DZGB-TV
- Naga City; Philippines;
- Channels: Digital: 36 (UHF);
- Branding: PBN TV 5 Naga

Programming
- Affiliations: ABC/TV5 (1995-2016) AksyonTV (2016-19)

Ownership
- Owner: PBN Broadcasting Network

History
- Founded: March 3, 1995
- Last air date: 2020
- Former channel number: 5 (VHF) (1995-2020)
- Call sign meaning: DZ Globally Bicolano

Technical information
- Licensing authority: NTC
- Power: 5 kilowatts
- ERP: 10 kilowatts

Links
- Website: www.pbnbicol.com

= DZGB-TV =

DZGB-TV, was a television station in Naga City, Camarines Sur. It is owned and operated by PBN Broadcasting Network, Inc., with studios and transmitter located at the Star C Bldg. Magsaysay Avenue, Naga City, Camarines Sur 4400.

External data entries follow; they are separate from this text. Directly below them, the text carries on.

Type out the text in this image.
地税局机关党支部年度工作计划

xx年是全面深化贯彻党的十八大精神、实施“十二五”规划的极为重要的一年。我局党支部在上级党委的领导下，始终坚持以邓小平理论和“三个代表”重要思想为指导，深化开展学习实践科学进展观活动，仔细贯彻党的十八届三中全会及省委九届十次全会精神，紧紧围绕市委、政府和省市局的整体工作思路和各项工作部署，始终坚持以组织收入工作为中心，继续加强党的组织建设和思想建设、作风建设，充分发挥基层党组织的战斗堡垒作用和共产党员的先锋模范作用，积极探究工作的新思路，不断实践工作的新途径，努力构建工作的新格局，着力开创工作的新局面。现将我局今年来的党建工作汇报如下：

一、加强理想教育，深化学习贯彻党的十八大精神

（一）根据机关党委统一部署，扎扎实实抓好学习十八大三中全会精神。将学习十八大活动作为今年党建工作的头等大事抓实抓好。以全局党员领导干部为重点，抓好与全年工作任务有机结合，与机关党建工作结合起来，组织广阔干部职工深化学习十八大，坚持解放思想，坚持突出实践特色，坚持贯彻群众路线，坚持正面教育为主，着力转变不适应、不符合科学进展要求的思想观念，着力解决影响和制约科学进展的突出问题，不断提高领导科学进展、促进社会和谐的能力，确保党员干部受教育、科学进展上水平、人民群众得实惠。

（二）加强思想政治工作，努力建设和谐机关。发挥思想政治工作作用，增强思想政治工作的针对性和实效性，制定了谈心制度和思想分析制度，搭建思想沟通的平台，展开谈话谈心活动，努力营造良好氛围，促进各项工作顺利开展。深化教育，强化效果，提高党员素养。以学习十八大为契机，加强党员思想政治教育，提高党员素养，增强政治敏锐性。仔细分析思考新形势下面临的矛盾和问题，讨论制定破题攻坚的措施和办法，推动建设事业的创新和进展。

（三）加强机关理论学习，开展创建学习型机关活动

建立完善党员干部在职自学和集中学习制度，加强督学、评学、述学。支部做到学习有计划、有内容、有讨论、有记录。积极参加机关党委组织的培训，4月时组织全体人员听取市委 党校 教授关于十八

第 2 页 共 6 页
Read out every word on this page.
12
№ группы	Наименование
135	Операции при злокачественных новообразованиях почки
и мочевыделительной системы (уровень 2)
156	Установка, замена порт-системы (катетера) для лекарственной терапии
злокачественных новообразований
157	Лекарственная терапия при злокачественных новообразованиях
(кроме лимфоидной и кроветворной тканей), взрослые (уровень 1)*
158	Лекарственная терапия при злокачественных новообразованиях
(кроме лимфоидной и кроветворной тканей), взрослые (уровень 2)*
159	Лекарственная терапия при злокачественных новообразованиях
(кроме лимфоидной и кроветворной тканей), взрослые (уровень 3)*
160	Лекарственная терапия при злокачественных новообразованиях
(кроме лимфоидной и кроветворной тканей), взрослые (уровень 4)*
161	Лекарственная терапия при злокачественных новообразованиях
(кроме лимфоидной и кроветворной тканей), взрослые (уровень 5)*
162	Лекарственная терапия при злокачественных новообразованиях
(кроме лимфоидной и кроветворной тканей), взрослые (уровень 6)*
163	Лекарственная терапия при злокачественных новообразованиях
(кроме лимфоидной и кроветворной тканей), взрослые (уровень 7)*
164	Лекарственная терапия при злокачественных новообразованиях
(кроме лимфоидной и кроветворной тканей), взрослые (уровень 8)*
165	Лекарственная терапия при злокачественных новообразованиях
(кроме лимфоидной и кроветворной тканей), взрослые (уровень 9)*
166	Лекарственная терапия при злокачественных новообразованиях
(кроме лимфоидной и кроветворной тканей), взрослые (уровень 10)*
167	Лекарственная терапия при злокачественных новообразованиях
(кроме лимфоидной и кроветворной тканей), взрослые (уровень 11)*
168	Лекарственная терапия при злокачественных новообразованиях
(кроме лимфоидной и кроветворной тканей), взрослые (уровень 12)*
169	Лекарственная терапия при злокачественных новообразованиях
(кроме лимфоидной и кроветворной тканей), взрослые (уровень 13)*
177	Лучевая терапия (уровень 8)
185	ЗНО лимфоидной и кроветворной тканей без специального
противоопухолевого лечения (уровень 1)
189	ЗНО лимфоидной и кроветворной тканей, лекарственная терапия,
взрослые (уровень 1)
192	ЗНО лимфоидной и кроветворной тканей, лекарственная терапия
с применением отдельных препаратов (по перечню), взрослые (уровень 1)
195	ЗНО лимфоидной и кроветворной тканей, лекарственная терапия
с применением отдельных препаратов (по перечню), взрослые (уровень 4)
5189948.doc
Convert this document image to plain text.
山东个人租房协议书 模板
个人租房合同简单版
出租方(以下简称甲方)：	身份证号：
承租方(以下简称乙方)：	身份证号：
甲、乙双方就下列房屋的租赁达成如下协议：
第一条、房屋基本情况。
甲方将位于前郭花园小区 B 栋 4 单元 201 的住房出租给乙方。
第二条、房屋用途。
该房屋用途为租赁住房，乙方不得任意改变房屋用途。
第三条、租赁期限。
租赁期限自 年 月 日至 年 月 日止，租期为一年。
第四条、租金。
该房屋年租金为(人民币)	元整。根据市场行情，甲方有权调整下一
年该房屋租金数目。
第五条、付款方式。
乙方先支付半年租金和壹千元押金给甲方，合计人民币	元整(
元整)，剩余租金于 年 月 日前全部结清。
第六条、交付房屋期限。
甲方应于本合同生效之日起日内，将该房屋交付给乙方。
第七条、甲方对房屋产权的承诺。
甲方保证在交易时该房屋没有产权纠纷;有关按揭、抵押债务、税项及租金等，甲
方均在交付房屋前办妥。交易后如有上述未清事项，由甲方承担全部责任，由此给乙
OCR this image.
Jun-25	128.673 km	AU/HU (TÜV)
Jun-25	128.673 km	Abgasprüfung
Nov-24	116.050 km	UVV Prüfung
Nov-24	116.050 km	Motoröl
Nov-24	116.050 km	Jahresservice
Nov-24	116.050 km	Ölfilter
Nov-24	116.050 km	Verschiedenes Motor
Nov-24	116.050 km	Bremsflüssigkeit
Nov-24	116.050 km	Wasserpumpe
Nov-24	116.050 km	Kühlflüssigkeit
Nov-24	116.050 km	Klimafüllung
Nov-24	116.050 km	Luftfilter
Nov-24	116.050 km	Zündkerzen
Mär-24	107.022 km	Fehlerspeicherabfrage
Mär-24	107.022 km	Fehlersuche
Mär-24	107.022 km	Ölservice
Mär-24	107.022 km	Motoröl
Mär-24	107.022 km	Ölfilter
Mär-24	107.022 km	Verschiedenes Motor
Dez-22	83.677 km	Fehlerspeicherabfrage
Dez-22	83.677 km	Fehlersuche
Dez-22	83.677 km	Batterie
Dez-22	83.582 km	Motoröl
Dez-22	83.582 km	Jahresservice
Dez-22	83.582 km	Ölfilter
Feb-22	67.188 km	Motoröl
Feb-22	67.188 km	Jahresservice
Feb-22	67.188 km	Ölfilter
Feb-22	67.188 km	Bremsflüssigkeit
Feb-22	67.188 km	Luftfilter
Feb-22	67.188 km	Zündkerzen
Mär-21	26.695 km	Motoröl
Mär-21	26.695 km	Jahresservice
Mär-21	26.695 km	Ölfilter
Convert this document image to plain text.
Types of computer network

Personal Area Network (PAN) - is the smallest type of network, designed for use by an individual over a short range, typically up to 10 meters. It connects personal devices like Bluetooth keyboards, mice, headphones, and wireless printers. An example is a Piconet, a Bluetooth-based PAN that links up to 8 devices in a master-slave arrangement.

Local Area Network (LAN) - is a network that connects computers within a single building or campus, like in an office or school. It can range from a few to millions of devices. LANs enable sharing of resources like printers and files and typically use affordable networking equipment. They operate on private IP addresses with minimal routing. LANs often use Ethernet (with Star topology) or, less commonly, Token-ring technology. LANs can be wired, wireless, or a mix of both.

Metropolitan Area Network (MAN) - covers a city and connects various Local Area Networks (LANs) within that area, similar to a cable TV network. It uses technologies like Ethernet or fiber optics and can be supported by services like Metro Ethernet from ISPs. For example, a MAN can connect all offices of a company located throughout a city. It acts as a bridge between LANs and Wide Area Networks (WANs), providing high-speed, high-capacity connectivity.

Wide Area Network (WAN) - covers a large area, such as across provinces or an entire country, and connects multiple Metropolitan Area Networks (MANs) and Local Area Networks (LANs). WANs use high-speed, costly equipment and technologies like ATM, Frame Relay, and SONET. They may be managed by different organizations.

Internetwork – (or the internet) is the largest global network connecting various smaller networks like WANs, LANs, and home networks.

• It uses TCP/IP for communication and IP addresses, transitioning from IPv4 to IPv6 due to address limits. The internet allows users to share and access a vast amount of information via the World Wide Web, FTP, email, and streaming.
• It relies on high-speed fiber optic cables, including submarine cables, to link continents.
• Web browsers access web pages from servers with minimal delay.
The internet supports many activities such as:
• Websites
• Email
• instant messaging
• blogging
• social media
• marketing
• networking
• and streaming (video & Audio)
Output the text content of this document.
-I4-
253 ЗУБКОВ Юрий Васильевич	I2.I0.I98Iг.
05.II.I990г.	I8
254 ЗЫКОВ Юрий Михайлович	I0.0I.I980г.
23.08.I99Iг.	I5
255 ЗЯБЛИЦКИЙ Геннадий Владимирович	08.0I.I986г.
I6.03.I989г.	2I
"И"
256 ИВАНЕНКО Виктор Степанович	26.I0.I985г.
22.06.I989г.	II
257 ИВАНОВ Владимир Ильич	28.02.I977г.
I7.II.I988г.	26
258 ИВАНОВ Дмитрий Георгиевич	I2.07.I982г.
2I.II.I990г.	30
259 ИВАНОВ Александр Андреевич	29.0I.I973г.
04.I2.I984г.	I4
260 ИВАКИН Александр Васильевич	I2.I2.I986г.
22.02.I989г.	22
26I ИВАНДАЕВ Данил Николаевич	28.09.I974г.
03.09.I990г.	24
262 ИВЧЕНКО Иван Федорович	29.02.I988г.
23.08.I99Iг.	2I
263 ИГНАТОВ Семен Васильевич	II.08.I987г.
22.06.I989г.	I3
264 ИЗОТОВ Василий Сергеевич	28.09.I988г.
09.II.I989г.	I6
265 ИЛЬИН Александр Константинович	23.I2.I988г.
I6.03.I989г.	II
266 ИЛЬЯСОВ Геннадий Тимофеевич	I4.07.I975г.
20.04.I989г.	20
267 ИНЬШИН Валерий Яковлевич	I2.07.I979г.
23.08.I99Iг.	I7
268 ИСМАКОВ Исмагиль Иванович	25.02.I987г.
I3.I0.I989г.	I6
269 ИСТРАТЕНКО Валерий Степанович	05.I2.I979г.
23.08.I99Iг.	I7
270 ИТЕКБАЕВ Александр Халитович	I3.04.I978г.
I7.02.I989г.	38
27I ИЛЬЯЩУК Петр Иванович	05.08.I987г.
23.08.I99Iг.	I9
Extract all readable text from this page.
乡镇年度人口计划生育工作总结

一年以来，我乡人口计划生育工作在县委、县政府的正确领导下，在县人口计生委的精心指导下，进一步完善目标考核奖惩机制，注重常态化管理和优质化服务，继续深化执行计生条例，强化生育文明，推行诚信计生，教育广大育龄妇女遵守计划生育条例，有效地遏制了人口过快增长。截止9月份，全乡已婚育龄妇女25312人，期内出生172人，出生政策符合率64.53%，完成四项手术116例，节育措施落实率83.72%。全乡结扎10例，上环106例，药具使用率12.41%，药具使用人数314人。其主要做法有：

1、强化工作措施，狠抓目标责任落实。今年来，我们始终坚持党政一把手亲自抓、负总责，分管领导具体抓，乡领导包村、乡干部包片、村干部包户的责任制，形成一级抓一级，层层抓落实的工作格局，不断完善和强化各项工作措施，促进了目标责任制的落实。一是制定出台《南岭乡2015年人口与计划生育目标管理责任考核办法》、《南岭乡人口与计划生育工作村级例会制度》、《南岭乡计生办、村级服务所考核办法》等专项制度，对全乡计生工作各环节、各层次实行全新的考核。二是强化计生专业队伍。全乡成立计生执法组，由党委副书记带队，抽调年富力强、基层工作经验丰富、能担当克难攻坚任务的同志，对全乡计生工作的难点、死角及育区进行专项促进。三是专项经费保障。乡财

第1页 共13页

This is the only station that affiliated with TV5/Aksyon TV until it became independent in 2016.

In 2020, PBN TV on analog went off the air due to maintenance and upgrade of the network and cost-cutting measures on Analog TV. Meanwhile, PBN TV will continue on Digital Cable Channel 9 via Converge.